While weight loss and blood sugar control are two reasons for these benefits, there’s another one that most people don’t know about: When you move, your muscles release hormones. Here are three you’re producing every time you work up a sweat.
The hormone: Irisin
What it is: Exercise causes it to break off into your bloodstream and circulate throughout your body. Hence its nickname: the “exercise hormone.”
How it works: One recent study found that irisin reprograms fat cells to burn energy instead of storing it, which explains how working out boosts your metabolic rate and helps you shed flab. Another recent U.K. study discovered that people with higher levels of irisin in their blood are more likely to have longer telomeres—caps at the end of chromosomes that shorten as you age. Many health issues—including cancer, heart disease, and Alzheimer’s—are associated with shorter telomere length.
Maximise the benefits: “Focus on the large muscle groups since they contain more individual muscle cells,” says study author James Brown, Ph.D.
The hormone: Testosterone
What it is: The primary male sex hormone secreted in your testicles that powers sex drive and fuels bone, hair, and muscle growth.
How it works: Following a workout, levels of testosterone rise for 15 minutes to an hour depending on your age, fitness level, and how intensely you exercised. Your body uses circulating testosterone to build muscle mass.
Low T levels may contribute to heart disease including blood clots and an abnormal heart rhythm, as well as type 2 diabetes and metabolic syndrome.
Maximise the benefits: Start with aerobic exercise then turn to weights: Participants registered a 41.4 percent increase in testosterone when they exercised on a bike then performed a weight-lifting routine of bench presses, squats, lat pull-downs, and knee extensions, according to research in The Journal of Strength and Conditioning Research. Guys who exercised in the reverse order only increased their testosterone by 3.3 percent after their workout. One theory: Since strength training raises testosterone more than aerobic exercise, when you start with cardio and finish with lifting, the hormone maintains a steady rise throughout your workout and beyond. When you exercise in the reverse order, it may fall back down while you’re panting on the treadmill.
The hormone: Peptide YY
What it is: A hormone secreted in your gut that acts on areas of the brain to reduce appetite and increase fullness after a meal.
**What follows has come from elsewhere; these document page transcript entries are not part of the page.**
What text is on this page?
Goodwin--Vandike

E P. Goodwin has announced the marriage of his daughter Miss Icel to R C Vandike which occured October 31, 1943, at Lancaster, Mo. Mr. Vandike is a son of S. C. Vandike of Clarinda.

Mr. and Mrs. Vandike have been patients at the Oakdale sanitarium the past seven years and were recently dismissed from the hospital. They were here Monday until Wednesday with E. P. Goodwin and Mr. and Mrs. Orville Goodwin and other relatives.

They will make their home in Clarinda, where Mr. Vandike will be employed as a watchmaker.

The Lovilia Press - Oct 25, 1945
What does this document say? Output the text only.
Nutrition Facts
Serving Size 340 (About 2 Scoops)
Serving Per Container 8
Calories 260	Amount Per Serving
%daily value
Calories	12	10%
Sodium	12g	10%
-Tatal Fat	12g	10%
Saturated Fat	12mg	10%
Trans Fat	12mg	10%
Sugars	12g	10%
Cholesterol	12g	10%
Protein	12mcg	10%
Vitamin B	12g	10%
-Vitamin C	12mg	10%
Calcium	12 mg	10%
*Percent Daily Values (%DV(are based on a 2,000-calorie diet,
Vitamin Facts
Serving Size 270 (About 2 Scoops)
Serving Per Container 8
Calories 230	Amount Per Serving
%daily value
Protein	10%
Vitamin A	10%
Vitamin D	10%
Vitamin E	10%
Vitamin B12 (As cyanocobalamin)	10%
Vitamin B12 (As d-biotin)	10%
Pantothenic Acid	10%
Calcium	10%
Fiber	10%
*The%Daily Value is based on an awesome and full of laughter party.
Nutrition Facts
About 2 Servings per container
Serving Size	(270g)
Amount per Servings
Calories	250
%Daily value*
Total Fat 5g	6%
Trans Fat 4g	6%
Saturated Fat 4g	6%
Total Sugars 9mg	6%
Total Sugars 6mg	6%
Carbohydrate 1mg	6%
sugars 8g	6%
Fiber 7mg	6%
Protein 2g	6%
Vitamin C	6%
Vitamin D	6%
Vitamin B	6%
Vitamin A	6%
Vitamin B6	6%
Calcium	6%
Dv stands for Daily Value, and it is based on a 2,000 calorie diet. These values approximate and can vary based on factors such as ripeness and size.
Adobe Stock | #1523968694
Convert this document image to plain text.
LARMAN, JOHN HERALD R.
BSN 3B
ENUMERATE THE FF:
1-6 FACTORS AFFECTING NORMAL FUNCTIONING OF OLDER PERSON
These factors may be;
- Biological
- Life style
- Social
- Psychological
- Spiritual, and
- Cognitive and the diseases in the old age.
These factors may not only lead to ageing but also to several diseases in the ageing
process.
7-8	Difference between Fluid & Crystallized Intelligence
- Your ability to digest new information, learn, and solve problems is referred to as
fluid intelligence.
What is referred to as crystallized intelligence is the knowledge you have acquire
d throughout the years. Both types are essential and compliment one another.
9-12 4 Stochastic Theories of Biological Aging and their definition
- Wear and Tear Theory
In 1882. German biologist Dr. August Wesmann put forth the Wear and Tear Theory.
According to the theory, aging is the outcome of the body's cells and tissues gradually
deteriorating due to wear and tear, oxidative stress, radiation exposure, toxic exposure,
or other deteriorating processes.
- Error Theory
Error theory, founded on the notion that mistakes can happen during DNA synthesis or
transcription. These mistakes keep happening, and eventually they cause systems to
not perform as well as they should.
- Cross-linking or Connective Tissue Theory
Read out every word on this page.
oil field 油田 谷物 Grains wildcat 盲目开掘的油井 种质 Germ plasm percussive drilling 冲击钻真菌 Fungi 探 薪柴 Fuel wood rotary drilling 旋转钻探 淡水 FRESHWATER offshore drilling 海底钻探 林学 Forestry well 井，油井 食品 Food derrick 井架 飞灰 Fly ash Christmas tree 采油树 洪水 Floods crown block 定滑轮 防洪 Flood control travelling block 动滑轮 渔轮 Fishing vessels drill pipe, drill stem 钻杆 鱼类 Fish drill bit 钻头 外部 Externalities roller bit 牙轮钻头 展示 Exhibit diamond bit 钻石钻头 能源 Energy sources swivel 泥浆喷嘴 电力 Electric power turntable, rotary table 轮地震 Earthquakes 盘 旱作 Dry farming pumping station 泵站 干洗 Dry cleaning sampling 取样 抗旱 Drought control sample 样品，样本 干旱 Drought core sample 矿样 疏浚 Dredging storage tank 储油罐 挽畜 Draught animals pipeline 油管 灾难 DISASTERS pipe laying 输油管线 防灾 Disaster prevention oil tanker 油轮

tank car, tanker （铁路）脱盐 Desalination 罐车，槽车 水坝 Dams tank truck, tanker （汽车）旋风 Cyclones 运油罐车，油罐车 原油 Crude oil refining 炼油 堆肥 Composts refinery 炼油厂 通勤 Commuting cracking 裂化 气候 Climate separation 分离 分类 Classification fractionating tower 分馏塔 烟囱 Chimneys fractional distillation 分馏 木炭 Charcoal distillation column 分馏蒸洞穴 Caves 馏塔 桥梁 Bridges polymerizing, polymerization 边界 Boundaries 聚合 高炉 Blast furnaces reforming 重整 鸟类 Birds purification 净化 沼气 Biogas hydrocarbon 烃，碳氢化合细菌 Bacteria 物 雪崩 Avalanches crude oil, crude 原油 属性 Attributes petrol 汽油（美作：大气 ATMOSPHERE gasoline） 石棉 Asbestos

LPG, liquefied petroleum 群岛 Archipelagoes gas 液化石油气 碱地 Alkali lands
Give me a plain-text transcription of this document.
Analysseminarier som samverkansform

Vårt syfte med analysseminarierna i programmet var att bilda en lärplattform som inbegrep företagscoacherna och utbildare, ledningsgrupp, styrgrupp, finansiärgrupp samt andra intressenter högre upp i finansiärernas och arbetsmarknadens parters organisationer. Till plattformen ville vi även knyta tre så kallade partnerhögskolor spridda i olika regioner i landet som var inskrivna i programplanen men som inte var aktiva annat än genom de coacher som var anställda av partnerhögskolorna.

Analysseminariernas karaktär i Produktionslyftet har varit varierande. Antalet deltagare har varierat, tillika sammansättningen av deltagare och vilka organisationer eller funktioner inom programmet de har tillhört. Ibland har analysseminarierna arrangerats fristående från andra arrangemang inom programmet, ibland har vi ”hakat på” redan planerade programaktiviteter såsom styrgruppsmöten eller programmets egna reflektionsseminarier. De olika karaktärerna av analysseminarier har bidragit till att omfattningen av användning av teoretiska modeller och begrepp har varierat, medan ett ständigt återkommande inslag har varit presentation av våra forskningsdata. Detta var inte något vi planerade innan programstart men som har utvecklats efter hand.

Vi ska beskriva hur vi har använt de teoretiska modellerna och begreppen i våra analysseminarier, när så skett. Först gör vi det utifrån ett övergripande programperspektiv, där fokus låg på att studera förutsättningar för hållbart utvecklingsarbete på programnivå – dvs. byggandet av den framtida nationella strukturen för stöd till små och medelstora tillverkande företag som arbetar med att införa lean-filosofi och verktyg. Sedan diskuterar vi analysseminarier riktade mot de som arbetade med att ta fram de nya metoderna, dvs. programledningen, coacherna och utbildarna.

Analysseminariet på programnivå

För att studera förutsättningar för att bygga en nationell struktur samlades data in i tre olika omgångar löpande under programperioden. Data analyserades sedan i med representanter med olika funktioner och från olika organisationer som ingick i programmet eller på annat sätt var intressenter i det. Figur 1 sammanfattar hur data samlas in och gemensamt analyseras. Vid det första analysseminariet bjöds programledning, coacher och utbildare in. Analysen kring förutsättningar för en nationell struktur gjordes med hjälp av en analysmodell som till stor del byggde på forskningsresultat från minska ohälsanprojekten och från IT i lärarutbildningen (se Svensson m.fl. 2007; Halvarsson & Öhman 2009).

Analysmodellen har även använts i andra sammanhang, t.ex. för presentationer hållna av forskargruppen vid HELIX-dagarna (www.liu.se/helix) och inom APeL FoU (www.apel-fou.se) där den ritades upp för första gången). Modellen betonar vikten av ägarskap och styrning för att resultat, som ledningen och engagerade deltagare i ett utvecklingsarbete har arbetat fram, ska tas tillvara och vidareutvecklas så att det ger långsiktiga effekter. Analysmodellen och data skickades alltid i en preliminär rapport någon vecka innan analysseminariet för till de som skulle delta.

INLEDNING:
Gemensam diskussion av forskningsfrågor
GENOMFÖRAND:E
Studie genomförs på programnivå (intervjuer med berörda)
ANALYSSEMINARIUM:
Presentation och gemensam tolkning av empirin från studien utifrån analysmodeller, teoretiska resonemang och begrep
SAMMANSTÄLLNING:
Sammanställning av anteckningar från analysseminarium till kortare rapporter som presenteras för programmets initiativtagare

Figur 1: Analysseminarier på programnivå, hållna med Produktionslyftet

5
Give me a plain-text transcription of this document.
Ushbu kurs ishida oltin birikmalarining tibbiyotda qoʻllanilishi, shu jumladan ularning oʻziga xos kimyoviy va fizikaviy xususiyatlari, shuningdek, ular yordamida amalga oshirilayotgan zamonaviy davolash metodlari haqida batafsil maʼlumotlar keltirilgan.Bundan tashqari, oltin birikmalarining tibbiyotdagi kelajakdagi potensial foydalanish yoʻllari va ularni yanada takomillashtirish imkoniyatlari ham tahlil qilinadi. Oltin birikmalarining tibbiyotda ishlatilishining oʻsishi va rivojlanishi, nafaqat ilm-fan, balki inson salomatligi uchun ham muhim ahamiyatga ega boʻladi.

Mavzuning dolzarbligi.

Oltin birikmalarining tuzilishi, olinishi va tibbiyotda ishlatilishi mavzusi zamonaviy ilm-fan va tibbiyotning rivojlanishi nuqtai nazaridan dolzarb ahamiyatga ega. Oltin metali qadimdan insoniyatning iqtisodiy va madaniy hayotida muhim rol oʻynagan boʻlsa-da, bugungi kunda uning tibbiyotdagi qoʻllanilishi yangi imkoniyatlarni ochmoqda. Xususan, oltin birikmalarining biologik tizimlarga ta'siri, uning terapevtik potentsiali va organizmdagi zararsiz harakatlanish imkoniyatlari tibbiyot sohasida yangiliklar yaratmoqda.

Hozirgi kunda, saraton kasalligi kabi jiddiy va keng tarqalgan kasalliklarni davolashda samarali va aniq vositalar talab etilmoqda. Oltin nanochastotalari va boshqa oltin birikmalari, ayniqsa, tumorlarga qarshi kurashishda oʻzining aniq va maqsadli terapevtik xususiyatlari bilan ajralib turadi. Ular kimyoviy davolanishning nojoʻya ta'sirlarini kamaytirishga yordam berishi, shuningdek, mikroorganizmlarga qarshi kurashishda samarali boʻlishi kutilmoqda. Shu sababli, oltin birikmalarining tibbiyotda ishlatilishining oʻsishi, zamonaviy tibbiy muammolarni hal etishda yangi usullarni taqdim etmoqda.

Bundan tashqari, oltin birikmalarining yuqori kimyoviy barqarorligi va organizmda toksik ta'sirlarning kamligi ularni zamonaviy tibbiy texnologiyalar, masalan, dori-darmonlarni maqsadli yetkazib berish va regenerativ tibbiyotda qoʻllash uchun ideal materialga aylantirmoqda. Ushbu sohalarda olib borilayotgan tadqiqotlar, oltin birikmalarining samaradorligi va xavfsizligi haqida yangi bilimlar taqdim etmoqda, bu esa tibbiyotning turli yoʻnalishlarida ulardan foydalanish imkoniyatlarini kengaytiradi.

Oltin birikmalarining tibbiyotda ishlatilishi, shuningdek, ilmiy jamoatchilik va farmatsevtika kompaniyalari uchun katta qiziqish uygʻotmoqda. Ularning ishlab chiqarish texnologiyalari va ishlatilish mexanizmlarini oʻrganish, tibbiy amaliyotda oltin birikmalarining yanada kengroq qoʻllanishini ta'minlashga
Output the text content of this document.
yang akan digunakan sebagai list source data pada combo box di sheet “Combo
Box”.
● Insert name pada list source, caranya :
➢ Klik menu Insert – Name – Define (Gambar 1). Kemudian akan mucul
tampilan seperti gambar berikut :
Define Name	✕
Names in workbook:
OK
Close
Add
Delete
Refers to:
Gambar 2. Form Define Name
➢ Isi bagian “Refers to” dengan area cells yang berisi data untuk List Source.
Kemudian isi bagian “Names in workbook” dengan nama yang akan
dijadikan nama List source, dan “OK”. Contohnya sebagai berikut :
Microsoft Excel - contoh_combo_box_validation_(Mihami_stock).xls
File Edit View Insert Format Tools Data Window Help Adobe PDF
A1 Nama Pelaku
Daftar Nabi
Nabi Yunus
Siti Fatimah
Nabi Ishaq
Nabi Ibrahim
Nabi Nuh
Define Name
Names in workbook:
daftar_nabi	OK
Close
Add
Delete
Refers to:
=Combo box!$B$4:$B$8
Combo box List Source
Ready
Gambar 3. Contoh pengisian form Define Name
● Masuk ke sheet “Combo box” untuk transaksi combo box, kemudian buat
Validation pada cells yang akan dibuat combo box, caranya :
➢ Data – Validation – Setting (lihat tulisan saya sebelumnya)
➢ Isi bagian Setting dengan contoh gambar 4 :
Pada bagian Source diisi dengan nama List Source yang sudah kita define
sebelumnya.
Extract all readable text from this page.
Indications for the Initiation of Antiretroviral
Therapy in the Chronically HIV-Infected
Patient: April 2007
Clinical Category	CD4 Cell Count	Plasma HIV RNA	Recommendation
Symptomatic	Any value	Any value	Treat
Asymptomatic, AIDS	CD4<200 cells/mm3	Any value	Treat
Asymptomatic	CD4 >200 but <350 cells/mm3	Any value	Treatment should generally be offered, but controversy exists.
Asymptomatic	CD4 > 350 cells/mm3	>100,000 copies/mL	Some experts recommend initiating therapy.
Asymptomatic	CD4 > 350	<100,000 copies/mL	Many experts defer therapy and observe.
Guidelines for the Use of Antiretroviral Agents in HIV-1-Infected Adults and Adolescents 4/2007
How it works: While researchers aren’t entirely sure how it happens, exercise does increases levels of peptide YY, which may make you less hungry after a workout. That’s one step in the right direction: A recent report in the American Journal of Public Health found that obesity accounts for nearly 18 percent of all deaths in the U.S.
Maximise the benefits: Aerobic exercise seems to have the edge in boosting PYY levels compared to strength training. According to a 2013 study in the journal Appetite, weight-bearing exercise, like jumping rope, has a greater effect on PYY than non-weight bearing activities, such as cycling or swimming.